Es ist auch erwähnenswert, dass sowohl russische als auch ukrainische Tanker in Videos gelegentlich ungewöhnlich präzise Angriffe mit indirektem Feuer auf einzelne feindliche Fahrzeuge ausgeführt haben, indem sie Drohnen-Spotter zur Korrektur ihres Feuers eingesetzt haben. Allerdings scheinen solche Taktiken vor Ort nur improvisatorisch umgesetzt zu werden, insbesondere da in beiden Militärs eine unersättliche Nachfrage nach Drohnen besteht.
Obwohl die russischen T-54 angeblich als Artillerie eingesetzt werden, ist es wahrscheinlich, dass sie irgendwann zur direkten Feuerunterstützung aufgefordert werden – vielleicht um russischen Einheiten in besonders schlimmen Situationen zu helfen oder um sie defensiv als mobile Bunker einzusetzen.

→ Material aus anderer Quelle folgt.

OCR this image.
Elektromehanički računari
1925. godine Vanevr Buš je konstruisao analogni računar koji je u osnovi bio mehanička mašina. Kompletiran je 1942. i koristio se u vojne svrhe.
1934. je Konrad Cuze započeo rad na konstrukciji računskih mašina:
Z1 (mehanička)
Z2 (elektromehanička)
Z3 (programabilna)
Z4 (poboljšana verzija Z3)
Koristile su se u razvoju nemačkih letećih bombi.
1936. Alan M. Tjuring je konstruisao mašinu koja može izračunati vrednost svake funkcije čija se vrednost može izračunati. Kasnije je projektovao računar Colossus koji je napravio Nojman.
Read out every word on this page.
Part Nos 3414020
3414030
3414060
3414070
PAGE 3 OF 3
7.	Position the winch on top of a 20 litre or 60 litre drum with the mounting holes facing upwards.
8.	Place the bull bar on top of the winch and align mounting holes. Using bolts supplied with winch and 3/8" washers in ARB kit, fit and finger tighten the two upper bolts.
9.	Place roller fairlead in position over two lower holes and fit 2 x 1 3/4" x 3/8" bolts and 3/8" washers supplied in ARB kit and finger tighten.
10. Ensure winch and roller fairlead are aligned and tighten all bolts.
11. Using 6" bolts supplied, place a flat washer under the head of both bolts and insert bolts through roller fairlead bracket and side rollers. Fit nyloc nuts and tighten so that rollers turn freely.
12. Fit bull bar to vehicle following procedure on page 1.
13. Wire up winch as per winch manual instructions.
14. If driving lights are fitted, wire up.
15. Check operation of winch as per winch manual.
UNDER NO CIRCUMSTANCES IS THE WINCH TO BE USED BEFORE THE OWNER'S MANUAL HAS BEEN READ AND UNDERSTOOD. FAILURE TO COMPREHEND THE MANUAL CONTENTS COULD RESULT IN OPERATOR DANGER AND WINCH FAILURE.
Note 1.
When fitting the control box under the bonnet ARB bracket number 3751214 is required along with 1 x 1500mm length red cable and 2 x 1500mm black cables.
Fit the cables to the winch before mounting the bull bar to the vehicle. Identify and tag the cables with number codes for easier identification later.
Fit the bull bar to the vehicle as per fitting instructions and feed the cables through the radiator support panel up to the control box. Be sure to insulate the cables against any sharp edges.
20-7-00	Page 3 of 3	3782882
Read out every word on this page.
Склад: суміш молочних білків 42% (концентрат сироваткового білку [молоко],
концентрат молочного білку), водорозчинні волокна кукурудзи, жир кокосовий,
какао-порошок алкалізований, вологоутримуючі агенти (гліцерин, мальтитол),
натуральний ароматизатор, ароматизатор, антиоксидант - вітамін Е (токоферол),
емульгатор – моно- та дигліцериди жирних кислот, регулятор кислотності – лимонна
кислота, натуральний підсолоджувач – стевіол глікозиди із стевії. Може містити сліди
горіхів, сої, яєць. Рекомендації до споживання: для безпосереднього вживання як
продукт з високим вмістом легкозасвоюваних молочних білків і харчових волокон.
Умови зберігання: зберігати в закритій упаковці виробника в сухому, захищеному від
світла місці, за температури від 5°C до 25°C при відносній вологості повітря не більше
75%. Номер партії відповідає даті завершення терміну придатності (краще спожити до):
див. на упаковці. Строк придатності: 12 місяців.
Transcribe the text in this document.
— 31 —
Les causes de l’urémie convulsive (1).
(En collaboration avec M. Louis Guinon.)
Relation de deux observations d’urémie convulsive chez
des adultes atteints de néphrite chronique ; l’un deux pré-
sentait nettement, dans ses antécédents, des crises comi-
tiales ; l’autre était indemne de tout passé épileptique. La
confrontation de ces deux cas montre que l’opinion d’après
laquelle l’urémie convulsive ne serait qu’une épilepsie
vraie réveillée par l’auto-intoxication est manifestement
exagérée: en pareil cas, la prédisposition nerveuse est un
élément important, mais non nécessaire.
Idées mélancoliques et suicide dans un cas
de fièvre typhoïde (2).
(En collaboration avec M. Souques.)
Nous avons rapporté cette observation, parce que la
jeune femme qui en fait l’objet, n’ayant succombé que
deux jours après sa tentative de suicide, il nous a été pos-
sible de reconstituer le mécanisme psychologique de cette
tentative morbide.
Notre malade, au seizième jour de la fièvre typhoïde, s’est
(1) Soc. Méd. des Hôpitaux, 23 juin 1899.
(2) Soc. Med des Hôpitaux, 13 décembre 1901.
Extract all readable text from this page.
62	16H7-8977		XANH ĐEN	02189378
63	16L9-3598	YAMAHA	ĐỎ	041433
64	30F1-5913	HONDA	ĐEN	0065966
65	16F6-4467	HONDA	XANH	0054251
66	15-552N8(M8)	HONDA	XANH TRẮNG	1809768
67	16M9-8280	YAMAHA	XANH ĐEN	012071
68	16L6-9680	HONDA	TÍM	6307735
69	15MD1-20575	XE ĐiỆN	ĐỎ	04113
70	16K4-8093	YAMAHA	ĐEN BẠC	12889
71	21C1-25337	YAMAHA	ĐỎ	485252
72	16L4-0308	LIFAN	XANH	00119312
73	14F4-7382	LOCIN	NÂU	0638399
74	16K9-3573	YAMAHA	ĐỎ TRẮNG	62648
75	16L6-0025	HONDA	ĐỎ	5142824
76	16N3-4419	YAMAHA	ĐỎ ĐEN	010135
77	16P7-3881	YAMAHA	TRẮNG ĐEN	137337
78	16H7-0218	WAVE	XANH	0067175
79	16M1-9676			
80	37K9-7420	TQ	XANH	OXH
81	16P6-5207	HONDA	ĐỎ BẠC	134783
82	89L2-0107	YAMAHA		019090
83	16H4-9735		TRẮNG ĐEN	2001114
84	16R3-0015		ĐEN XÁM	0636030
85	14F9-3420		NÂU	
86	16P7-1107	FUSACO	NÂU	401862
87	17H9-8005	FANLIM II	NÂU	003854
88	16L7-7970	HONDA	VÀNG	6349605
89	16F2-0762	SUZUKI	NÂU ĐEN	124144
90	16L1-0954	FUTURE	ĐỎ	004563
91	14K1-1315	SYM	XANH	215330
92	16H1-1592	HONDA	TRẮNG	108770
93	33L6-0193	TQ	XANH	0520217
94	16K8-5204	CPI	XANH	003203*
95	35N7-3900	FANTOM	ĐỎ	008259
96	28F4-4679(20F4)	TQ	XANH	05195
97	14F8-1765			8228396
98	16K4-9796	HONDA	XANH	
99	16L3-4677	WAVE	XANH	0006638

Panzer – selbst solche, die so alt sind wie T-54 – haben einen Einfluss auf die Moral auf dem Schlachtfeld, insbesondere bei abgesessenen Truppen. In einem von der New York Times gefilmten Interview beschrieb ein ukrainischer Mediziner:
„Es ist beängstigend, wenn ein Panzer auf einen schießt. Wenn es ein Mörserfeuer ist, kann man hören, wohin er fliegt und wo er landen wird. Wenn es ein Panzer ist, kann man ihn feuern hören, und dann landet die Granate sofort. Das können Sie.“ „Man kann nicht sagen, wo es landen wird. Es passiert im Bruchteil einer Sekunde. Es gibt einen Knall und es landet, bevor man es überhaupt hört.“
Obwohl die T-54 über eine gewisse grundlegende Feuerkraft und Panzerung verfügen, sind ihre Konstruktionen aus den 1950er-Jahren dennoch sehr anfällig für moderne Panzerabwehrwaffen. Außerdem werden sie nicht in der Lage sein, die Frontpanzerung gegnerischer Kampfpanzer zu durchdringen, und es mangelt ihnen an Sensoren und Feuerkontrolle, um weiter entfernte Feinde als Erster zu erkennen und präzise zu treffen – insbesondere nachts. Die Besatzung dieser T-54 hofft also wahrscheinlich wirklich, dass sie weiterhin nur eine indirekte Feuerrolle übernehmen.
Auch die Ukraine hat damit begonnen, in ihrer 47. Angriffsbrigade eine Variante des T-55-Panzers namens M-55S einzuführen. Dabei handelt es sich jedoch um eine stark verbesserte slowenische Variante, die mit leistungsstarken westlichen 105-Millimeter-Geschützen und Feuerleitsystemen ausgestattet ist.